Assume that $X,\{Y_\alpha\}$ (where $\alpha \in A$, $A$ can be uncountable) are random variables. If $X$ and $Y_\alpha$ are independent for all $\alpha \in A$, i.e., $\sigma(X)$ and $\sigma(Y_\alpha)$ are independent for all $\alpha \in A$, then it need not be true (I was unable to prove so!) that $\sigma(X)$ and $\sigma(\{Y_\alpha\}, \alpha\in A)$ are also independent.
Now, let $X=B(t)-B(s)$ (where $B$ is the standard brownian motion and $t>s$) and $Y_\alpha= B(\alpha)$ with $A = [0,s]$. $X$ is independent of $Y_\alpha$ for all $\alpha \in A$ from the properties of Brownian Motion.
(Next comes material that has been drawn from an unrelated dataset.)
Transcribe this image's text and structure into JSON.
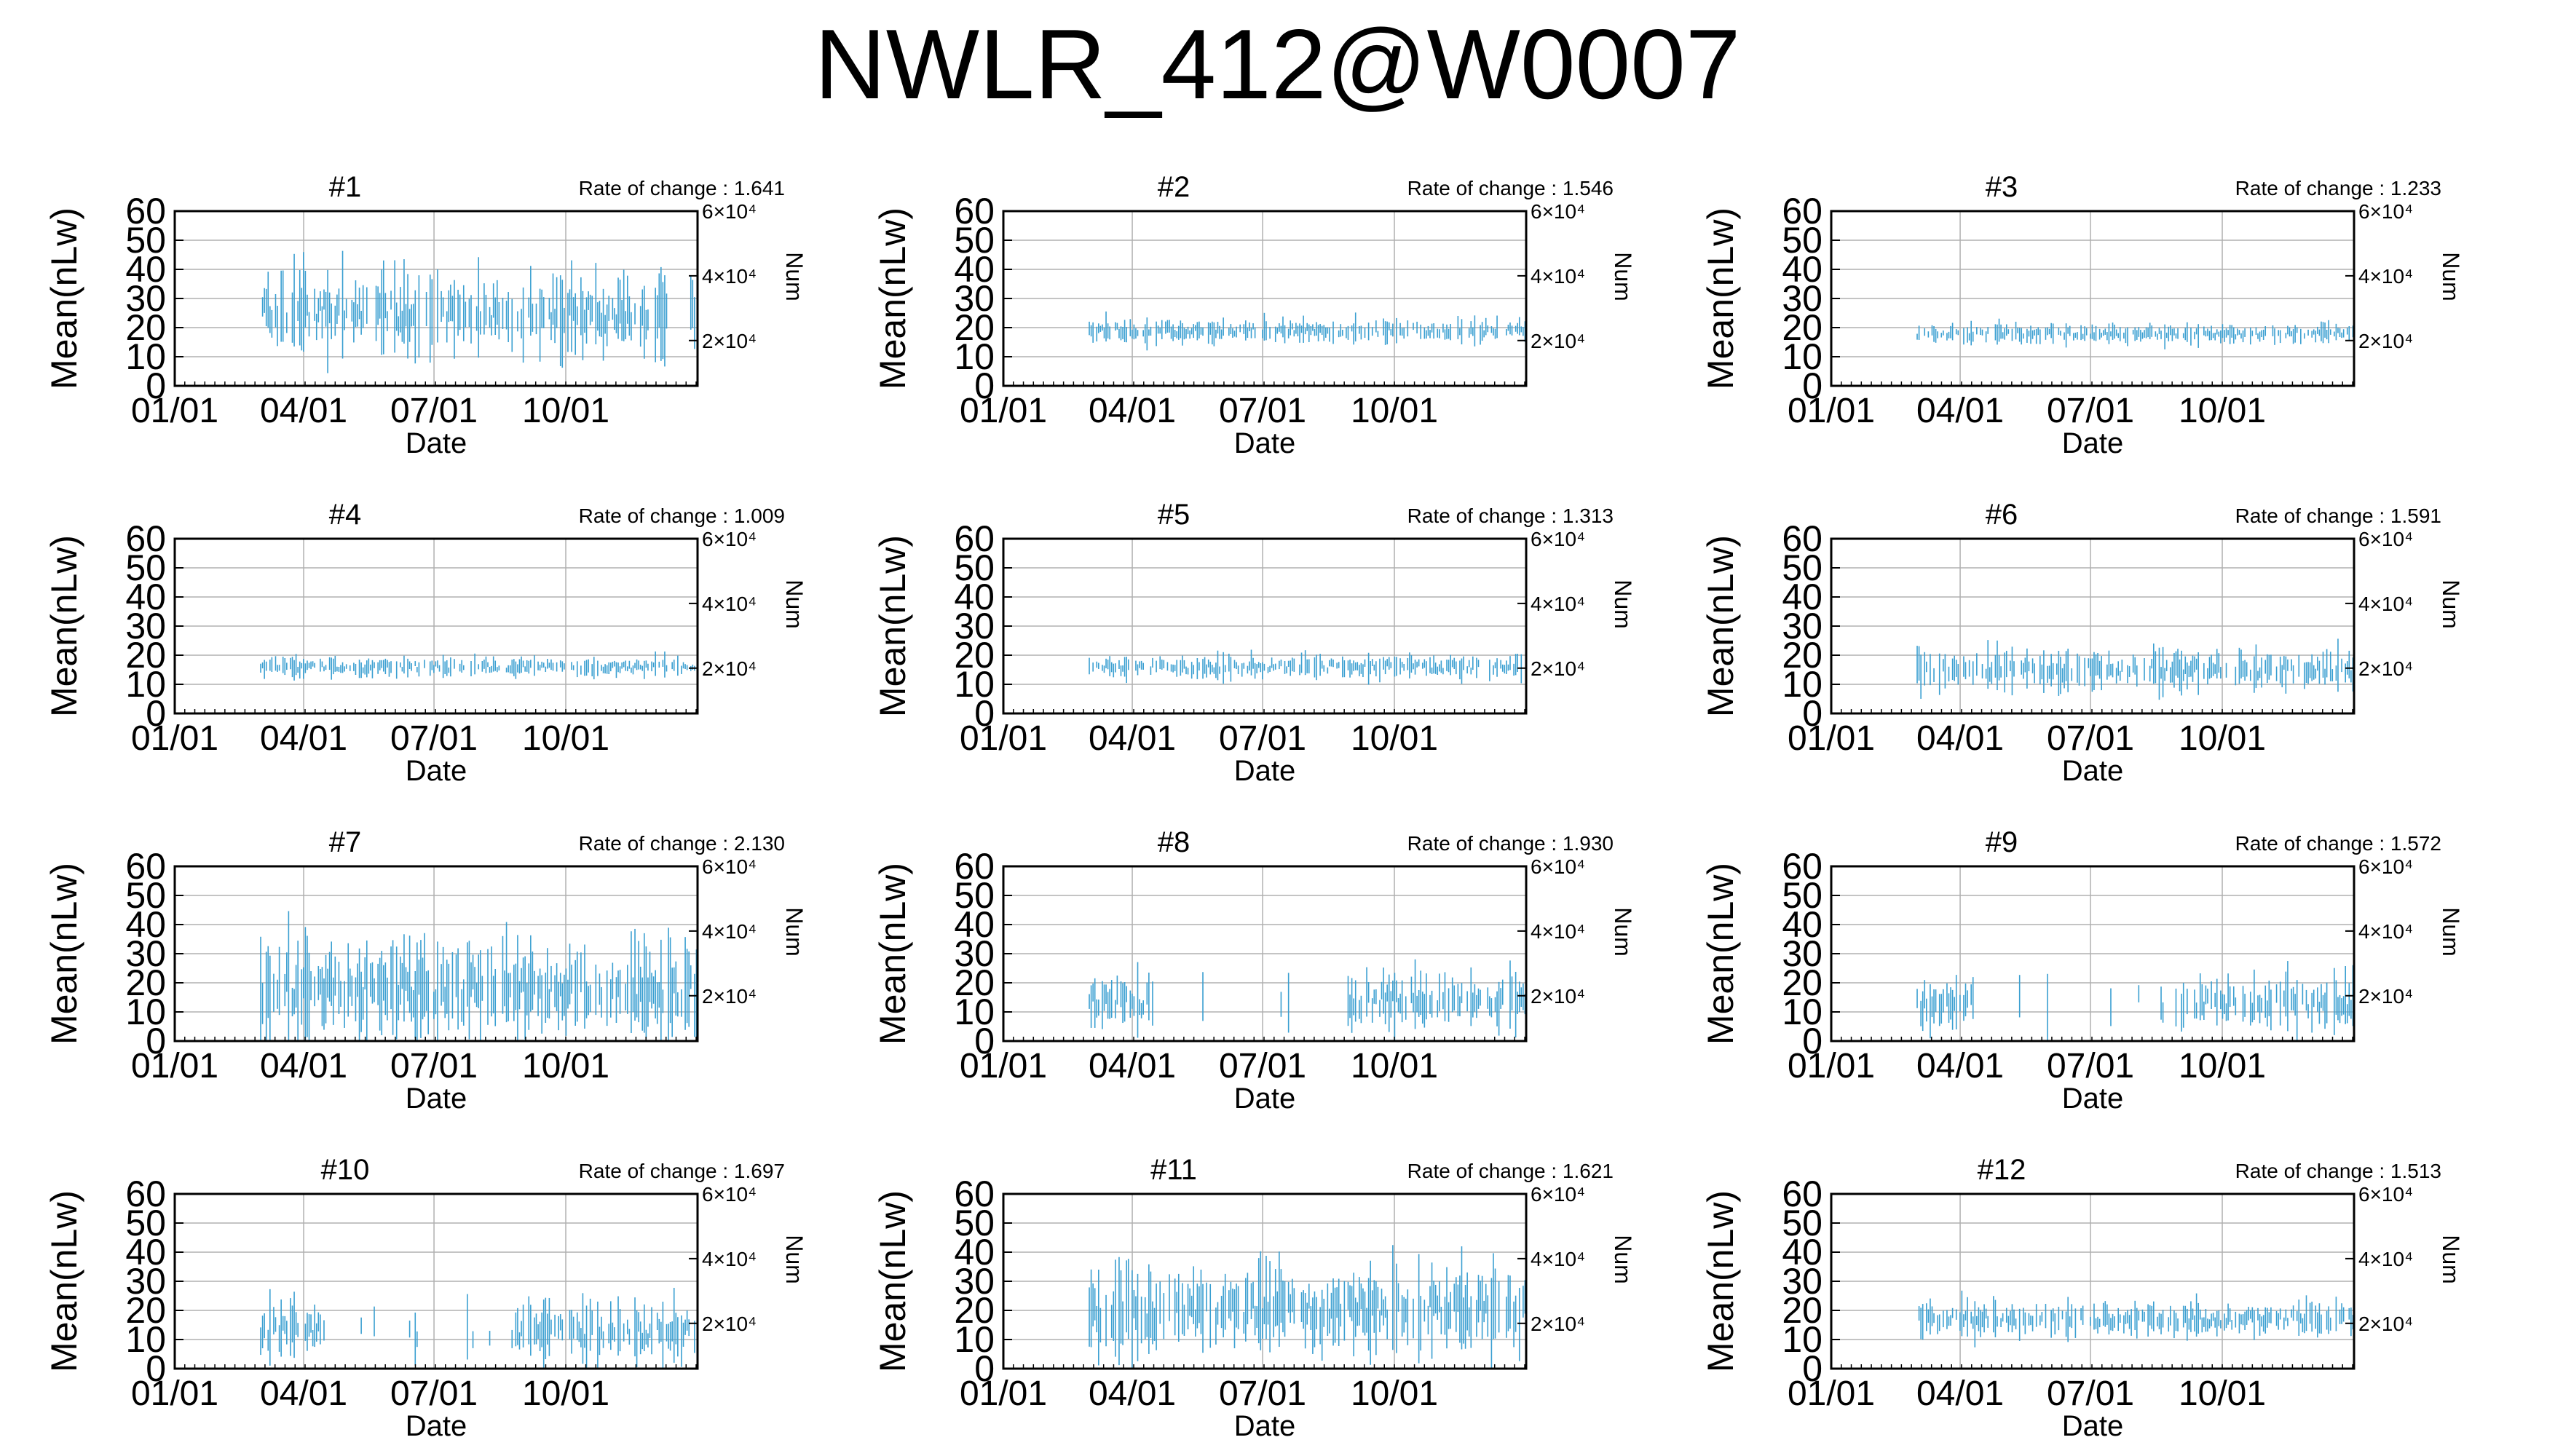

However, it seems that $X$ is also independent of $\sigma(\{Y_\alpha\}, \alpha\in A)$, as the textbook I am following (Introduction to Stochastic Integration by Hui-Hsiung Kuo page 18) uses this result. I am wondering if the properties of Gaussian Random Variables make this plausible. However, I would like to see a proof of this result.
Any help is much appreciated.
Thanks, Phanindra
Let $X_0,\ldots,X_n$ random variables. Then
$$\sigma(X_j; j=0,\ldots,n) = \sigma(X_0,X_j-X_{j-1};j=1,\ldots,n) \qquad (1)$$
(follows straight from the definition).
Now let $0:=s_0<s_1<\ldots<s_m = s <t$, then we know that $B_{t}-B_s,B_{s_m}-B_{s_{m-1}},\ldots,B_{s_1}-B_{s_0}$ are independent, i.e.
$$\newcommand{\Perp}{\perp \! \! \! \perp} \sigma(B_{s_j}-B_{s_{j-1}}; j=1,\ldots,m\} \Perp \sigma(B_t-B_s) \\ \stackrel{(1)}{\Rightarrow} \sigma(B_{s_j};j=0,\ldots,m) \Perp \sigma(B_t-B_s)$$
Thus
$$\bigcup_m \bigcup_{s_1<\ldots<s_m=s} \sigma(B_{s_j};j=0,\ldots,m) \Perp \sigma(B_t-B_s)$$
Since the left hand side is a generator of $\mathcal{F}_s$ and closed under finite intersections we conclude $\mathcal{F}_s \Perp B_t-B_s$.